Le journaliste officiel Bernardo Espinosa a présenté l'information depuis le Bureau National des Charges. La reconnexion du Système Électrique National a eu lieu après avoir laissé des millions d'habitants de Cuba sans électricité depuis lundi à 13h40.
L'ingénieur Linsner Cruz Sánchez, chef des opérations du Bureau National de Fret, a averti que "présentement, un déficit assez élevé persiste", les unités des centrales thermiques de Mariel, Santa Cruz, Felton et Rente étant encore en cours de démarrage.
Le processus de reconnection a été inhabituellement lent et complexe. Il est important de préciser que le rétablissement du SEN n'a pas mis fin aux coupures de courant.
Cruz Sánchez a expliqué que la reconnection entre Pinar del Río et Holguín avait déjà été complétée à 13h00 mardi, tandis que Granma, Santiago de Cuba et Guantánamo étaient les dernières provinces à se joindre.
La pénurie de combustible a empêché la réalisation de la restauration habituelle par îlots simultanés dans toutes les provinces, obligeant à une reconnexion séquentielle depuis les sites de gaz vers l'est.
Pendant les presque 30 heures de déconnexion totale, l'UNE n'a pu maintenir le service électrique que dans les hôpitaux, les stations de pompage d'eau et les centres de production alimentaire. L'effondrement a également provoqué une perte de 65 % du trafic de données Internet sur l'île, selon les enregistrements de Cloudflare.
C'était le sixième blackout total du SEN en un an et demi, et le deuxième en moins de deux semaines : le précédent avait eu lieu le 4 mars en raison d'une panne à la CTE Antonio Guiteras. Avant l'effondrement total du système électrique, la disponibilité n'était que de 1 140 mégawatts face à une demande de 2 347 mégawatts.

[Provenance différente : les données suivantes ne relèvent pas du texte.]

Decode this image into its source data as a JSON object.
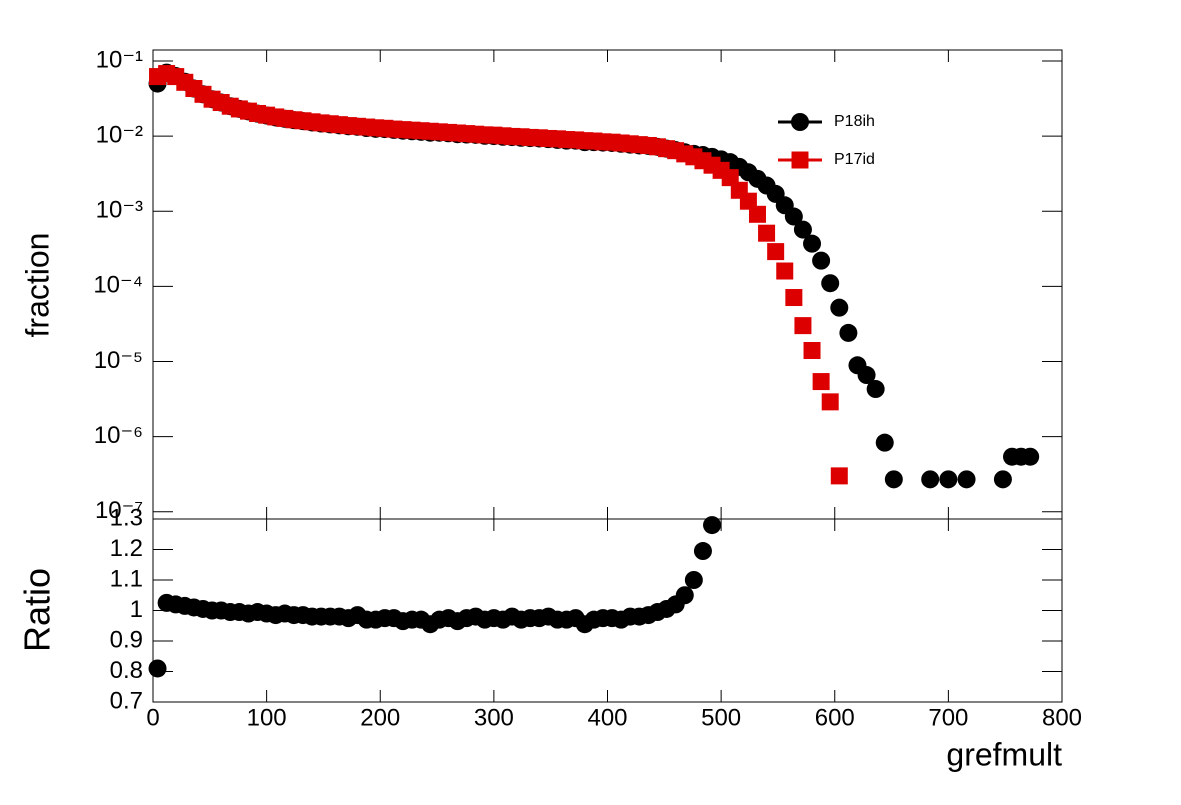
{
  "chart_data": [
    {
      "type": "scatter",
      "ylabel": "fraction",
      "log_y": true,
      "legend": "upper right",
      "xlim": [
        0,
        800
      ],
      "xticks": [
        0,
        100,
        200,
        300,
        400,
        500,
        600,
        700,
        800
      ],
      "ylim": [
        8e-08,
        0.14
      ],
      "yticks": [
        {
          "value": 1e-07,
          "label": "10⁻⁷"
        },
        {
          "value": 1e-06,
          "label": "10⁻⁶"
        },
        {
          "value": 1e-05,
          "label": "10⁻⁵"
        },
        {
          "value": 0.0001,
          "label": "10⁻⁴"
        },
        {
          "value": 0.001,
          "label": "10⁻³"
        },
        {
          "value": 0.01,
          "label": "10⁻²"
        },
        {
          "value": 0.1,
          "label": "10⁻¹"
        }
      ],
      "series": [
        {
          "name": "P18ih",
          "color": "#000000",
          "marker": "circle",
          "x": [
            4,
            12,
            20,
            28,
            36,
            44,
            52,
            60,
            68,
            76,
            84,
            92,
            100,
            108,
            116,
            124,
            132,
            140,
            148,
            156,
            164,
            172,
            180,
            188,
            196,
            204,
            212,
            220,
            228,
            236,
            244,
            252,
            260,
            268,
            276,
            284,
            292,
            300,
            308,
            316,
            324,
            332,
            340,
            348,
            356,
            364,
            372,
            380,
            388,
            396,
            404,
            412,
            420,
            428,
            436,
            444,
            452,
            460,
            468,
            476,
            484,
            492,
            500,
            508,
            516,
            524,
            532,
            540,
            548,
            556,
            564,
            572,
            580,
            588,
            596,
            604,
            612,
            620,
            628,
            636,
            644,
            652,
            684,
            700,
            716,
            748,
            756,
            764,
            772
          ],
          "values": [
            0.05,
            0.07,
            0.063,
            0.053,
            0.043,
            0.036,
            0.031,
            0.028,
            0.025,
            0.023,
            0.0213,
            0.0199,
            0.0188,
            0.0177,
            0.017,
            0.0163,
            0.0158,
            0.0152,
            0.0147,
            0.0143,
            0.0139,
            0.0135,
            0.0133,
            0.0128,
            0.0125,
            0.0124,
            0.0121,
            0.0118,
            0.0116,
            0.0114,
            0.0111,
            0.0111,
            0.0109,
            0.0106,
            0.0105,
            0.0104,
            0.0101,
            0.01,
            0.0098,
            0.0097,
            0.0095,
            0.0094,
            0.0093,
            0.0091,
            0.0089,
            0.0087,
            0.0087,
            0.0083,
            0.0083,
            0.0082,
            0.0081,
            0.0079,
            0.0077,
            0.0075,
            0.0074,
            0.0072,
            0.0068,
            0.0065,
            0.0061,
            0.0058,
            0.0056,
            0.0053,
            0.0049,
            0.0045,
            0.0039,
            0.0033,
            0.0027,
            0.0022,
            0.0017,
            0.0012,
            0.00085,
            0.00057,
            0.00037,
            0.00022,
            0.00011,
            5.2e-05,
            2.4e-05,
            8.9e-06,
            6.6e-06,
            4.3e-06,
            8.3e-07,
            2.7e-07,
            2.7e-07,
            2.7e-07,
            2.7e-07,
            2.7e-07,
            5.4e-07,
            5.4e-07,
            5.4e-07
          ]
        },
        {
          "name": "P17id",
          "color": "#dd0000",
          "marker": "square",
          "x": [
            4,
            12,
            20,
            28,
            36,
            44,
            52,
            60,
            68,
            76,
            84,
            92,
            100,
            108,
            116,
            124,
            132,
            140,
            148,
            156,
            164,
            172,
            180,
            188,
            196,
            204,
            212,
            220,
            228,
            236,
            244,
            252,
            260,
            268,
            276,
            284,
            292,
            300,
            308,
            316,
            324,
            332,
            340,
            348,
            356,
            364,
            372,
            380,
            388,
            396,
            404,
            412,
            420,
            428,
            436,
            444,
            452,
            460,
            468,
            476,
            484,
            492,
            500,
            508,
            516,
            524,
            532,
            540,
            548,
            556,
            564,
            572,
            580,
            588,
            596,
            604
          ],
          "values": [
            0.062,
            0.068,
            0.062,
            0.052,
            0.043,
            0.036,
            0.031,
            0.028,
            0.025,
            0.023,
            0.0215,
            0.02,
            0.019,
            0.018,
            0.0172,
            0.0165,
            0.016,
            0.0155,
            0.015,
            0.0146,
            0.0142,
            0.0138,
            0.0135,
            0.0132,
            0.0129,
            0.0127,
            0.0124,
            0.0122,
            0.012,
            0.0118,
            0.0116,
            0.0114,
            0.0112,
            0.011,
            0.0108,
            0.0106,
            0.0104,
            0.0103,
            0.0101,
            0.0099,
            0.0098,
            0.0096,
            0.0095,
            0.0093,
            0.0092,
            0.009,
            0.0089,
            0.0087,
            0.0086,
            0.0084,
            0.0083,
            0.0081,
            0.0079,
            0.0077,
            0.0075,
            0.0072,
            0.0068,
            0.0064,
            0.0058,
            0.0053,
            0.0047,
            0.0041,
            0.0035,
            0.0028,
            0.0019,
            0.00136,
            0.00091,
            0.00051,
            0.00029,
            0.00016,
            7.1e-05,
            3e-05,
            1.4e-05,
            5.4e-06,
            2.9e-06,
            3e-07
          ]
        }
      ]
    },
    {
      "type": "scatter",
      "ylabel": "Ratio",
      "xlabel": "grefmult",
      "xlim": [
        0,
        800
      ],
      "xticks": [
        0,
        100,
        200,
        300,
        400,
        500,
        600,
        700,
        800
      ],
      "ylim": [
        0.7,
        1.3
      ],
      "yticks": [
        0.7,
        0.8,
        0.9,
        1,
        1.1,
        1.2,
        1.3
      ],
      "series": [
        {
          "color": "#000000",
          "marker": "circle",
          "x": [
            4,
            12,
            20,
            28,
            36,
            44,
            52,
            60,
            68,
            76,
            84,
            92,
            100,
            108,
            116,
            124,
            132,
            140,
            148,
            156,
            164,
            172,
            180,
            188,
            196,
            204,
            212,
            220,
            228,
            236,
            244,
            252,
            260,
            268,
            276,
            284,
            292,
            300,
            308,
            316,
            324,
            332,
            340,
            348,
            356,
            364,
            372,
            380,
            388,
            396,
            404,
            412,
            420,
            428,
            436,
            444,
            452,
            460,
            468,
            476,
            484,
            492
          ],
          "values": [
            0.81,
            1.025,
            1.02,
            1.015,
            1.01,
            1.005,
            1.0,
            1.0,
            0.995,
            0.995,
            0.99,
            0.995,
            0.99,
            0.985,
            0.99,
            0.985,
            0.985,
            0.98,
            0.98,
            0.98,
            0.98,
            0.975,
            0.985,
            0.97,
            0.97,
            0.975,
            0.975,
            0.965,
            0.97,
            0.97,
            0.955,
            0.97,
            0.975,
            0.965,
            0.975,
            0.98,
            0.97,
            0.975,
            0.97,
            0.98,
            0.97,
            0.975,
            0.975,
            0.98,
            0.97,
            0.97,
            0.975,
            0.955,
            0.97,
            0.975,
            0.975,
            0.97,
            0.98,
            0.98,
            0.985,
            0.995,
            1.005,
            1.02,
            1.05,
            1.1,
            1.195,
            1.28
          ]
        }
      ]
    }
  ]
}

La UNE a indiqué qu'au moment du collapse, aucune panne n'était signalée dans les unités opérationnelles, sans identifier de cause claire. Le gouvernement cubain a admis ne pas savoir ce qui avait causé la panne, ce qui a aggravé l'incertitude parmi les citoyens.
La semaine dernière, Miguel Díaz-Canel a reconnu devant la presse que "cela fait trois mois qu'aucun navire de carburant n'est arrivé dans le pays". Il a déclaré comprendre l'inconfort de la population mais a assuré qu'il n'y aura pas d'impunité pour ceux qui se manifestent contre l'État.
La désespérance citoyenne s'est exprimée par des manifestations de casseroles enregistrées dans plusieurs quartiers de La Havane et à Santiago de Cuba.
Le SEN est désormais interconnecté, mais la situation reste loin d'être résolue.